New Vaginal Ring Earns FDA Approval for a Year of Birth Control
The FDA has approved a combined hormonal contraceptive for women that is the first vaginal ring contraceptive that can be used for an entire year.
The FDA has approved The Population Council’s segesterone acetate and ethinyl estradiol vaginal system (Annovera), a combined hormonal contraceptive for women of reproductive age used to prevent pregnancy. The approved product is the first vaginal ring contraceptive that can be used for an entire year.
Annovera is a reusable donut-shaped, non-biodegradable, flexible vaginal system that is placed in the vagina for 3 weeks followed by 1 week out of the vagina, at which time women may experience a withdrawal bleed.

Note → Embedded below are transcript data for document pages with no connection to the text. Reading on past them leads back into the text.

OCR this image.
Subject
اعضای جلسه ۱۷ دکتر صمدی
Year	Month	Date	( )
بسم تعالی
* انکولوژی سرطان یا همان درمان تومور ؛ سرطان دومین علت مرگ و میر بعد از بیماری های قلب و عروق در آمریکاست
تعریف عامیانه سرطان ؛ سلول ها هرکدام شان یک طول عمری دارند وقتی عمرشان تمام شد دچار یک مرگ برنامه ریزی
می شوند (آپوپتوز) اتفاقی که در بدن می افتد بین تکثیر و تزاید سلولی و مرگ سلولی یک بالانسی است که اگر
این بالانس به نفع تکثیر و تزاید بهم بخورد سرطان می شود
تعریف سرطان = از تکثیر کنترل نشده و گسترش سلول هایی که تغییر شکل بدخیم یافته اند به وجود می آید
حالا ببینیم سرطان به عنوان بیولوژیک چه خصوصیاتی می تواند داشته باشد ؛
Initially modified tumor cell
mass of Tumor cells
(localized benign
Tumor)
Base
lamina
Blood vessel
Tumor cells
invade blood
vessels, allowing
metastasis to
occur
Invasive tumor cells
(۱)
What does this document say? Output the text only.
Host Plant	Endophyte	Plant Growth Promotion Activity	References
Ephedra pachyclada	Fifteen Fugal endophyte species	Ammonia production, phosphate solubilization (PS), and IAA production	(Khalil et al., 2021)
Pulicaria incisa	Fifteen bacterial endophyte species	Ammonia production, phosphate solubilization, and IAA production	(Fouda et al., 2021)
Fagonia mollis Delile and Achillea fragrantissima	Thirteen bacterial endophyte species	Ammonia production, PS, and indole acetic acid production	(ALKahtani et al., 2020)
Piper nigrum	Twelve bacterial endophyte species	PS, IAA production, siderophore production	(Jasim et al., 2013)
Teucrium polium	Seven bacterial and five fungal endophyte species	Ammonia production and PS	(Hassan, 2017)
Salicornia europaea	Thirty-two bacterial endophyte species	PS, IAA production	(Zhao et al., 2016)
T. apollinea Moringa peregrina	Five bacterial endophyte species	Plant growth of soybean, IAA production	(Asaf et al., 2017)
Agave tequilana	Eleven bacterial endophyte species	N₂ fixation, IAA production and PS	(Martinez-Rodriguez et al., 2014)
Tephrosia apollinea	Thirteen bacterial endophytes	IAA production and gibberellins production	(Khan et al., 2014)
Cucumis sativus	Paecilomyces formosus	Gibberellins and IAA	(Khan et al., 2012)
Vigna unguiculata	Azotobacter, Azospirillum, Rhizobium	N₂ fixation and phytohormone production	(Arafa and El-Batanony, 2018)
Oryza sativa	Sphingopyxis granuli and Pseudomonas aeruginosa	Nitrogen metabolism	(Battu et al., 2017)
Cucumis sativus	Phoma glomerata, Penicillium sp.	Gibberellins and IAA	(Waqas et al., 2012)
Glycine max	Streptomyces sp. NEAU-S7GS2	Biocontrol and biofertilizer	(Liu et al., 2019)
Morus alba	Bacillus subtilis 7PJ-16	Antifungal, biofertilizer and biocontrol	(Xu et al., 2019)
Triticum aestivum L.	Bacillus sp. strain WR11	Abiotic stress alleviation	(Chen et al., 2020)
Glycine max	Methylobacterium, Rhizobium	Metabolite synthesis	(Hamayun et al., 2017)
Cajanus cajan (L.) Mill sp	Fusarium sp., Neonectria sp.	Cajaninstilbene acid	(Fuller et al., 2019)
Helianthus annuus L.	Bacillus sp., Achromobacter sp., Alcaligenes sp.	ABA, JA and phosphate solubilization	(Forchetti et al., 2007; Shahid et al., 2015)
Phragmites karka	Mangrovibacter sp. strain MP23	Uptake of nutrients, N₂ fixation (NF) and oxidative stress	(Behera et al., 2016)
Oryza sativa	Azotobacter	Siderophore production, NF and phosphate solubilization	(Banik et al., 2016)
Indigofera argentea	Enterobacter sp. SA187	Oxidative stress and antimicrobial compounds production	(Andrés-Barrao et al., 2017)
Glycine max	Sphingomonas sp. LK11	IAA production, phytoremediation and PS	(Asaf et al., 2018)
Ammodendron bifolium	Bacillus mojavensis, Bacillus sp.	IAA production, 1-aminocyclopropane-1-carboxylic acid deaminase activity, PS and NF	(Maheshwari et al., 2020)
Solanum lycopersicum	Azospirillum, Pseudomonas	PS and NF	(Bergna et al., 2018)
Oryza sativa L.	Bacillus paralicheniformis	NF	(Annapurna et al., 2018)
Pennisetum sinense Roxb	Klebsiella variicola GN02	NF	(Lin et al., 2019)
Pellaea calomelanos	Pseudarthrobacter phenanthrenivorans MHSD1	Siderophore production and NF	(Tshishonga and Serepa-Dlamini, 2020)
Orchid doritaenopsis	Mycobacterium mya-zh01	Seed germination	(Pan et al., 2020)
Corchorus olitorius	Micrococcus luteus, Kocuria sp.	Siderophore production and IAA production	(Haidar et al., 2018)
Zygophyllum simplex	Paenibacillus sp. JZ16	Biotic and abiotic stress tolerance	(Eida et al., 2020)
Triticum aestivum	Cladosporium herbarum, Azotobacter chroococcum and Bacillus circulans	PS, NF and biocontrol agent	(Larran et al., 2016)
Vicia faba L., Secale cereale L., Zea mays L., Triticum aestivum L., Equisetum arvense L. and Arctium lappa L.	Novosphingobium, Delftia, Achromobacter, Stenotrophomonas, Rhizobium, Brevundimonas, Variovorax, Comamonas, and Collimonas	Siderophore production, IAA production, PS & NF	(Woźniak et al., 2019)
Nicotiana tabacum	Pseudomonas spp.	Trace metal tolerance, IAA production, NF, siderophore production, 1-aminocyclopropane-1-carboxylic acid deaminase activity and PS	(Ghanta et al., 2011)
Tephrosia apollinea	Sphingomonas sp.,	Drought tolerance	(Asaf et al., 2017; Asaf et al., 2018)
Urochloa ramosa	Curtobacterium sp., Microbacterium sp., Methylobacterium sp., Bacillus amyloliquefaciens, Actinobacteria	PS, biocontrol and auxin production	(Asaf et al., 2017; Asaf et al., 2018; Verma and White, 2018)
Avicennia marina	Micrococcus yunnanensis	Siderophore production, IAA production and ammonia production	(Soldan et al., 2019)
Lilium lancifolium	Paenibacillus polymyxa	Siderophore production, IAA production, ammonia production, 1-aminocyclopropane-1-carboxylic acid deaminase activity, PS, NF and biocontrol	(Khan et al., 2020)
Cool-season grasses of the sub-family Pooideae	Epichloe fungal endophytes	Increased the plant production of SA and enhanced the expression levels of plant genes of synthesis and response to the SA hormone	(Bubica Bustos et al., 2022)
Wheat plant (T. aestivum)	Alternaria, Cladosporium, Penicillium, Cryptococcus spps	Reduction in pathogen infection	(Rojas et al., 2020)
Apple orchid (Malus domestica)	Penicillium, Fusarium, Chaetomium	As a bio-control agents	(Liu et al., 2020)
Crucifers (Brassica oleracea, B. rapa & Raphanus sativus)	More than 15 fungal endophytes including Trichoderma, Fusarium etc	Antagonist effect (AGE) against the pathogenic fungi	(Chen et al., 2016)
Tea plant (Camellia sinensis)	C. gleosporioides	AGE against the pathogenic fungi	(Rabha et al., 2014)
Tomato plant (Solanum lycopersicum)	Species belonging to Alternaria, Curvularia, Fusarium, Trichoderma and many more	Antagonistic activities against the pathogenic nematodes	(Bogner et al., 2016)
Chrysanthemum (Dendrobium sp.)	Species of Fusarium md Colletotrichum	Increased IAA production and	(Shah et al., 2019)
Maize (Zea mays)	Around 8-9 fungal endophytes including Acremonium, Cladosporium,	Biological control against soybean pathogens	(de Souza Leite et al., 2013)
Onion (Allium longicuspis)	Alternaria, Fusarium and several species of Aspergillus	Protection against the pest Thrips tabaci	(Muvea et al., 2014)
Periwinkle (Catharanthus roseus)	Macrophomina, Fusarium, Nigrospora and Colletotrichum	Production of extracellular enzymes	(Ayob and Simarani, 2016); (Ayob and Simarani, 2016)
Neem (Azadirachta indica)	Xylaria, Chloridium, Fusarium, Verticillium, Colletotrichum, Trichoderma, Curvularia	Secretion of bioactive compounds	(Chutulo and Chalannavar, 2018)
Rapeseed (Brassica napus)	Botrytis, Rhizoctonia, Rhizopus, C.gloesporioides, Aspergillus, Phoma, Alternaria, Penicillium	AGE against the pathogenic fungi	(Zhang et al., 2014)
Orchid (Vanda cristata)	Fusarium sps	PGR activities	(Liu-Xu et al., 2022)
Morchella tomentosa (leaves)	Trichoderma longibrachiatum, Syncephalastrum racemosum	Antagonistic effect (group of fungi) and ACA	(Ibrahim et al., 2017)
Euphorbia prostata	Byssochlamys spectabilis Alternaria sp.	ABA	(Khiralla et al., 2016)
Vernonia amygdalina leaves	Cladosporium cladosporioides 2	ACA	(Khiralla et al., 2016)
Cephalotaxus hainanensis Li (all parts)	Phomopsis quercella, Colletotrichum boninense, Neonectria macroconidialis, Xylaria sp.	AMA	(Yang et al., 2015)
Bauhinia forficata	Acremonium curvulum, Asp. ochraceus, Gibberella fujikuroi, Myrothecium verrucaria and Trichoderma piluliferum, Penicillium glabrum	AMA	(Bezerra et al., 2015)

This schedule is repeated every 4 weeks for 1 year, during 13 menstrual cycles of 28 days each.
“The FDA is committed to supporting innovation in women’s health and today’s approval builds on available birth control options,” said Victor Crentsil, MD, acting deputy director of the Office of Drug Evaluation III in FDA’s Center for Drug Evaluation and Research, in a prepared statement.
The approved contraceptive system is washed and stored in a compact case for the 7 days that it is not in use. The system does not require refrigeration prior to dispensing and can withstand storage temperatures up to 86°F.
The efficacy and safety of the segesterone acetate and ethinyl estradiol vaginal system were studied in 3, open label clinical trials with healthy women ranging in age from 18 to 40 years. Based on the results, about 2 to 4 of 100 women may get pregnant during the first year they use Annovera.
All hormonal contraception carries serious risks. Annovera carries a boxed warning relating to cigarette smoking, as well as serious cardiovascular events. Women over age 35 who smoke should not use Annovera, the FDA reports. Cigarette smoking increases the risk of serious cardiovascular events from combination hormonal contraceptive use.
Annovera is contraindicated and should not be used in women with:
- A high risk of arterial or venous thrombotic diseases;
- Current or history of breast cancer or other estrogen- or progestin-sensitive cancer;
- Liver tumors, acute hepatitis, or severe cirrhosis;
- Undiagnosed abnormal uterine bleeding;
- Hypersensitivity to any of the components of Annovera; and
- Use of Hepatitis C drug combinations containing ombitasvir/paritaprevir/ritonavir, with or without dasabuvir.
The most common adverse effects in women using the newly approved contraception system are similar to those of other combined hormonal contraceptive products and include headache/migraine, nausea/vomiting, yeast infections, abdominal pain, painful menstruation, breast tenderness, irregular bleeding, diarrhea, and genital itching.
The FDA is requiring postmarketing studies to further evaluate the risks of venous thromboembolism, and the effects of CYP3A modulating drugs and tampon use on the pharmacokinetics of Annovera.